Dr. Robertson and other work force watchers agree that if resident numbers do not increase, U.S. medical school expansion will simply decrease the number of residents who are international medical graduates.
More physicians or revamp system?
Jonathan Weiner, DrPH, professor at Johns Hopkins Bloomberg School of Public Health in Baltimore said COGME does not go far enough. One shortcoming, he said, is that it is made up primarily of physicians, mostly in primary care.
"We need a global perspective," Dr. Weiner said. "COGME is controlled mostly by medical school deans and residency directors, not the consumers, the customers, like the directors of Medicare."
A national forum on work force and health care delivery reform should include insurers, nurses and other health professionals, he said.
To better address access for the underserved, he'd like to see greater public investment in tuition forgiveness programs tied to public service for physicians.
The distribution of resident training funds also should be reworked, Dr. Weiner said. The government spends more to produce a surgeon than it does to train a family physician, he said, because surgeons take longer to train and the government subsidizes each year of their salaries. Instead, he suggested that the government could give programs a certain amount for each resident regardless of whether they train for three years or seven. This would create more equity between primary care and subspecialty residency programs, he said.
"If you think we need more primary care physicians, and I do, then we need to fix this market imbalance," Dr. Weiner said.
Richard Cooper, MD, a physician work force expert and member of the Council on Physician and Nurse Supply, a think tank supported with a grant from San Diego-based AMN Healthcare, a physician and nurse recruiting firm, sees the situation from the opposite angle.
"The policy is very simple," he said. "It is to expand the work force. You can't go into greater detail. ... The only thing we know is that we need more physicians and they will need to do what people ask them in the future."
He would like to see enough residency positions created so that 10,000 more physicians would enter the work force each year.
"We need a national effort to expand the financing of medical schools and residencies," he said. "It's a tragedy to wait."
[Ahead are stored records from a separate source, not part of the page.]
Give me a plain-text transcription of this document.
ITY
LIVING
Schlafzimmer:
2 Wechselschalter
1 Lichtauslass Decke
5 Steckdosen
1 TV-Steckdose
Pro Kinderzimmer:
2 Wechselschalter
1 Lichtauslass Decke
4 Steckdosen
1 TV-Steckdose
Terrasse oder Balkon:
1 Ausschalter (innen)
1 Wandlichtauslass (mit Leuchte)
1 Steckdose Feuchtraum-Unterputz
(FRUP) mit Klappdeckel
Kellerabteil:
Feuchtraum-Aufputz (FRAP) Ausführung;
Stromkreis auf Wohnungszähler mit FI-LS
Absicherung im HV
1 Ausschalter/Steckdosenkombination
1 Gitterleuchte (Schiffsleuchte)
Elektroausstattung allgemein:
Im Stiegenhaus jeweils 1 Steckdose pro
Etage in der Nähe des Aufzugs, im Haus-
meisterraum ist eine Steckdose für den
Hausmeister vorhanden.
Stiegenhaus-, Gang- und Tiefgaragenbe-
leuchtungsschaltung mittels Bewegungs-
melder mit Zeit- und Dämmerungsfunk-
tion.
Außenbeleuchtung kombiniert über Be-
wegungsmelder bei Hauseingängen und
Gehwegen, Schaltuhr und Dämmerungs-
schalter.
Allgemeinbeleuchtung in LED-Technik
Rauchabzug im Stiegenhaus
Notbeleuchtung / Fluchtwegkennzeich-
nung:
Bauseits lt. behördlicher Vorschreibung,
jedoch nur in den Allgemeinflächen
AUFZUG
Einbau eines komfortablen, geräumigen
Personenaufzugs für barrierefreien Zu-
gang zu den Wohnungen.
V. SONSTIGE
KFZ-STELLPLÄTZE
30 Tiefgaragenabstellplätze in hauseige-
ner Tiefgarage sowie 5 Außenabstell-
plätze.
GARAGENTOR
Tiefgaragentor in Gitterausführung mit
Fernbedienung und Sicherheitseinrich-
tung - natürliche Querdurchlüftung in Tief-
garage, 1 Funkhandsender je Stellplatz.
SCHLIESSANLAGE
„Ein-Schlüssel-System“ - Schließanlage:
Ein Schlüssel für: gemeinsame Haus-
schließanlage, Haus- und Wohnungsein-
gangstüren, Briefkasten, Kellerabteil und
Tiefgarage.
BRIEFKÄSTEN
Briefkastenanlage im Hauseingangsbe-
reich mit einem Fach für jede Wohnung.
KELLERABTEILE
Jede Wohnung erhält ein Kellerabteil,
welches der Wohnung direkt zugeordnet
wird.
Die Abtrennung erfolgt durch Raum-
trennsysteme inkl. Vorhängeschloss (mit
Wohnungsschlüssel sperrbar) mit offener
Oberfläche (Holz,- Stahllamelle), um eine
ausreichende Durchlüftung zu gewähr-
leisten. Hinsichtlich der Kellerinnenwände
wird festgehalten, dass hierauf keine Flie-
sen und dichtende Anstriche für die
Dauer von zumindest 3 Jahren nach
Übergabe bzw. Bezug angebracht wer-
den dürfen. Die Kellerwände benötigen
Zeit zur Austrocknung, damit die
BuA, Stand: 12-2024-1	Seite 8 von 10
Outside the chorus calling for work force expansion, David Goodman, MD, a pediatric and community and family medicine professor at Dartmouth Medical School in Hanover, N.H., is a voice advocating for reworking the health care system instead. Dr. Goodman states in an editorial in the Aug. 3 British Medical Journal that with limited national funds, the public may be better served by improving health care delivery and promoting evidence-based care.
"The result of larger doctor training programs will probably be disappointing," Dr. Goodman states in his editorial.
Regardless of experts' positions, all agree on this: Doing nothing is the worst option of all.